Freezing, I thought to myself. I’ve been sitting out here for almost a solid hour and I haven’t even seen a wave break. I can’t do the paddle of shame, but I swear if I stay our here any longer I’m going to get hypothermic. In my optimism I had seen a wave feather on the second reef of my local break and I had decided to go through the long wait to try and get an outsider for a wave in before sunset. Needless to say, it had not been going well.

The sun had already set, and I had begun to shiver uncontrollably. Why did I choose to wear a spring suit? Just as I had begun to give up hope of catching a wave in, I saw it: it was the biggest wave that I had seen all day, and it was coming straight for me. This is my chance! I turned around and started to paddle frantically, I knew this would be my only chance for a redeeming wave in. I was just barely able to scrape into the thing.

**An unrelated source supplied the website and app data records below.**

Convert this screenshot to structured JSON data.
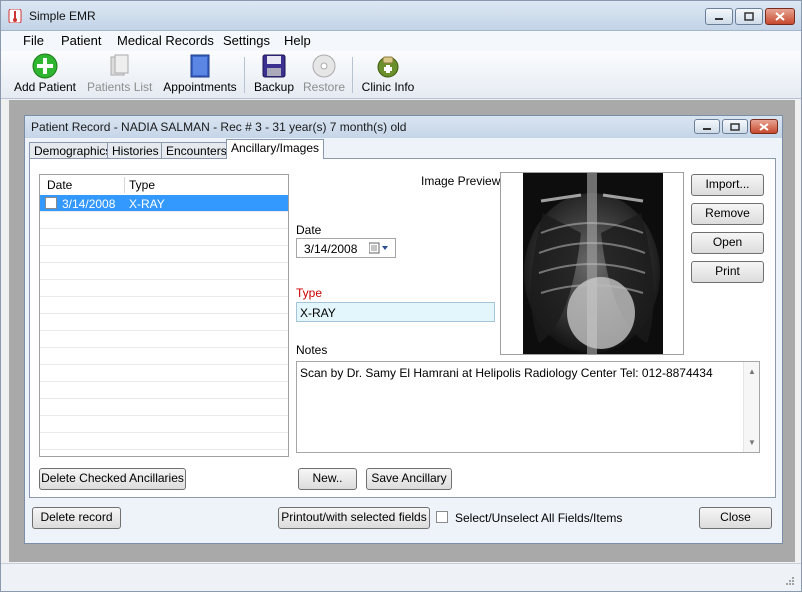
{
  "app": {
    "title": "Simple EMR",
    "accent": "#3399ff"
  },
  "menu": [
    "File",
    "Patient",
    "Medical Records",
    "Settings",
    "Help"
  ],
  "toolbar": {
    "add_patient": "Add Patient",
    "patients_list": "Patients List",
    "appointments": "Appointments",
    "backup": "Backup",
    "restore": "Restore",
    "clinic_info": "Clinic Info"
  },
  "child": {
    "title": "Patient Record - NADIA SALMAN - Rec # 3 - 31 year(s) 7 month(s) old",
    "tabs": [
      "Demographics",
      "Histories",
      "Encounters",
      "Ancillary/Images"
    ],
    "active_tab": "Ancillary/Images"
  },
  "list": {
    "col_date": "Date",
    "col_type": "Type",
    "rows": [
      {
        "date": "3/14/2008",
        "type": "X-RAY",
        "checked": false,
        "selected": true
      }
    ]
  },
  "form": {
    "date_label": "Date",
    "date_value": "3/14/2008",
    "type_label": "Type",
    "type_value": "X-RAY",
    "type_label_color": "#cc0000",
    "notes_label": "Notes",
    "notes_value": "Scan by Dr. Samy El Hamrani at Helipolis Radiology Center Tel: 012-8874434",
    "image_preview_label": "Image Preview"
  },
  "buttons": {
    "import": "Import...",
    "remove": "Remove",
    "open": "Open",
    "print": "Print",
    "delete_checked": "Delete Checked Ancillaries",
    "new": "New..",
    "save_ancillary": "Save Ancillary",
    "delete_record": "Delete record",
    "printout": "Printout/with selected fields",
    "select_all": "Select/Unselect All Fields/Items",
    "close": "Close"
  }
}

The wave was maybe eight feet, not gigantic by any stretch of the imagination, but it was definitely big enough to break on the second reef. I started to roll down the face. Make sure to fade deep enough, the last thing you want to do is blow this wave, I told myself. I cut hard left, and just as the wave hit the first reef, I made my bottom turn and set up for the barrel. There was a water photographer on the shoulder of the wave, camera perfectly poised to capture me. Don’t blow it.

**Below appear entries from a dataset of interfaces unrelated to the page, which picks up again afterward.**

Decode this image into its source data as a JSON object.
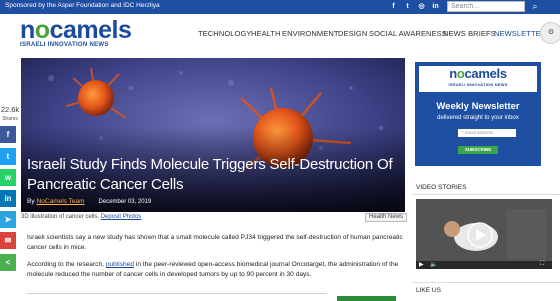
{
  "topbar": {
    "sponsor": "Sponsored by the Asper Foundation and IDC Herzliya",
    "search_placeholder": "Search...",
    "social_icons": [
      "facebook-icon",
      "twitter-icon",
      "instagram-icon",
      "linkedin-icon",
      "email-icon"
    ]
  },
  "logo": {
    "word_pre": "n",
    "word_o": "o",
    "word_post": "camels",
    "tagline": "ISRAELI INNOVATION NEWS"
  },
  "nav": {
    "items": [
      "TECHNOLOGY",
      "HEALTH",
      "ENVIRONMENT",
      "DESIGN",
      "SOCIAL AWARENESS",
      "NEWS BRIEFS",
      "NEWSLETTER"
    ],
    "active_index": 6
  },
  "share": {
    "count": "22.6k",
    "label": "Shares",
    "buttons": [
      {
        "icon": "facebook-icon",
        "glyph": "f",
        "color": "#3b5998"
      },
      {
        "icon": "twitter-icon",
        "glyph": "t",
        "color": "#1da1f2"
      },
      {
        "icon": "whatsapp-icon",
        "glyph": "w",
        "color": "#25d366"
      },
      {
        "icon": "linkedin-icon",
        "glyph": "in",
        "color": "#0077b5"
      },
      {
        "icon": "telegram-icon",
        "glyph": "➤",
        "color": "#2ca5e0"
      },
      {
        "icon": "email-icon",
        "glyph": "✉",
        "color": "#d9433b"
      },
      {
        "icon": "share-icon",
        "glyph": "<",
        "color": "#4caf50"
      }
    ]
  },
  "article": {
    "headline": "Israeli Study Finds Molecule Triggers Self-Destruction Of Pancreatic Cancer Cells",
    "by": "By",
    "author": "NoCamels Team",
    "date": "December 03, 2019",
    "caption_text": "3D illustration of cancer cells.",
    "caption_credit": "Deposit Photos",
    "category": "Health News",
    "p1": "Israeli scientists say a new study has shown that a small molecule called PJ34 triggered the self-destruction of human pancreatic cancer cells in mice.",
    "p2_pre": "According to the research,",
    "p2_link": "published",
    "p2_post": "in the peer-reviewed open-access biomedical journal Oncotarget, the administration of the molecule reduced the number of cancer cells in developed tumors by up to 90 percent in 30 days."
  },
  "newsletter": {
    "logo_tagline": "ISRAELI INNOVATION NEWS",
    "title": "Weekly Newsletter",
    "subtitle": "delivered straight to your inbox",
    "email_placeholder": "* email address",
    "button": "SUBSCRIBE"
  },
  "sidebar": {
    "video_stories": "VIDEO STORIES",
    "like_us": "LIKE US"
  },
  "colors": {
    "brand_blue": "#1f4fa3",
    "brand_green": "#4aa33c",
    "link_orange": "#ffb14a"
  }
}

I had faded exactly as deep as I needed to be, so I just stood there, one hand out dragging on the wall of the tube and my back fully extended into a small soul-arch. The wave spat me out and I had just enough time to straighten out before the next section took me out. It was at that point the best barrel I felt I had ever gotten. I kicked my board out and tried to make my way under the wave as it closed out behind me. No success. The wave pinned me down into a hole in the reef and cut my elbow pretty bad, it was a lousy kick out to say the least. I didn’t care, I was stoked.

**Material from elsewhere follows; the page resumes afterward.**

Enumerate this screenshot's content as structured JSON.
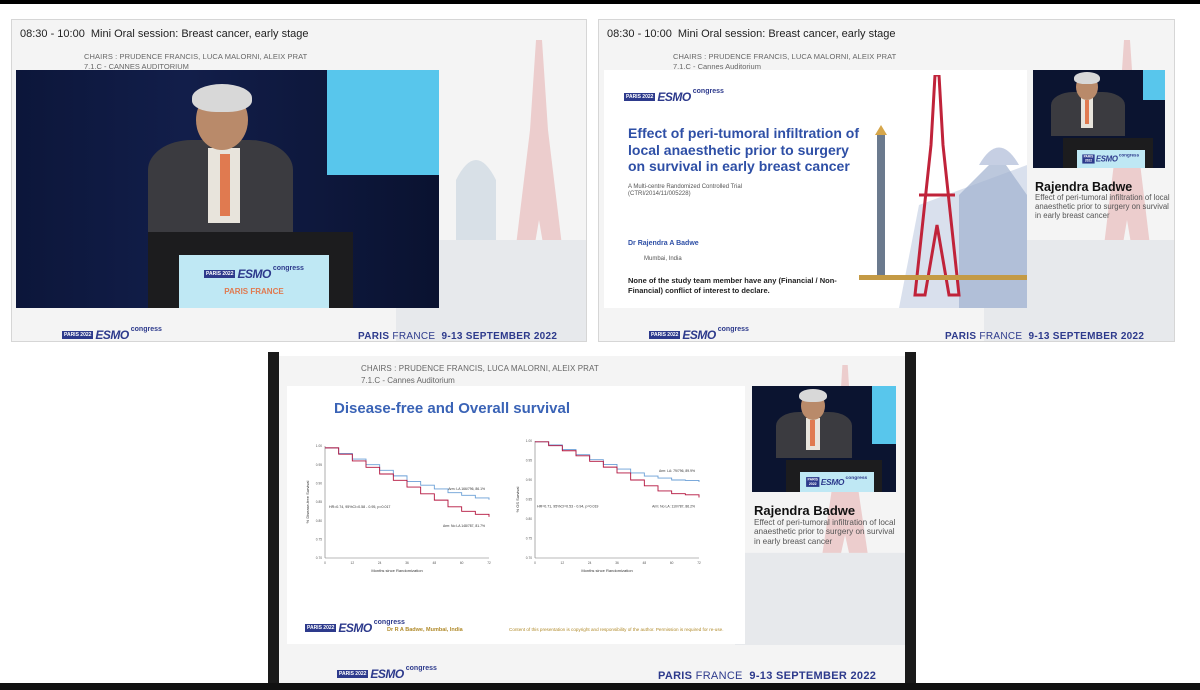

I never did see the photo that water photographer took, I guess in all my excitement I forgot to ask him to send it to me, and I never did see him out again since that day. But in a way, I’m almost glad I never saw it. That fleeting moment, that memory has been engrained into my mind, it’s a wave I don’t think I will ever forget. That moment is now my own; it was meant for me and not anyone else. I think there is also something to be said of how seeing that photo could have made me realize that my wave wasn’t nearly as cool as I thought it was. Maybe I looked stupid, maybe the wave was a lot smaller than I thought, maybe I didn’t fade enough and I wasn’t actually even in the barrel. All I have now is that memory, and that is all I will ever need. That’s what makes surfing so great to me, the ability to have moments that aren’t meant for anyone else. It almost makes me feel spiritually connected to the ocean, to be able to have an experience all to myself that doesn’t always need to be shared or documented.

I couldn’t go in. Not after that wave. What if I went in and missed another wave like that? I couldn’t take that chance. I needed another one. I put my head down and paddled back to the outside reef and waited. Freezing.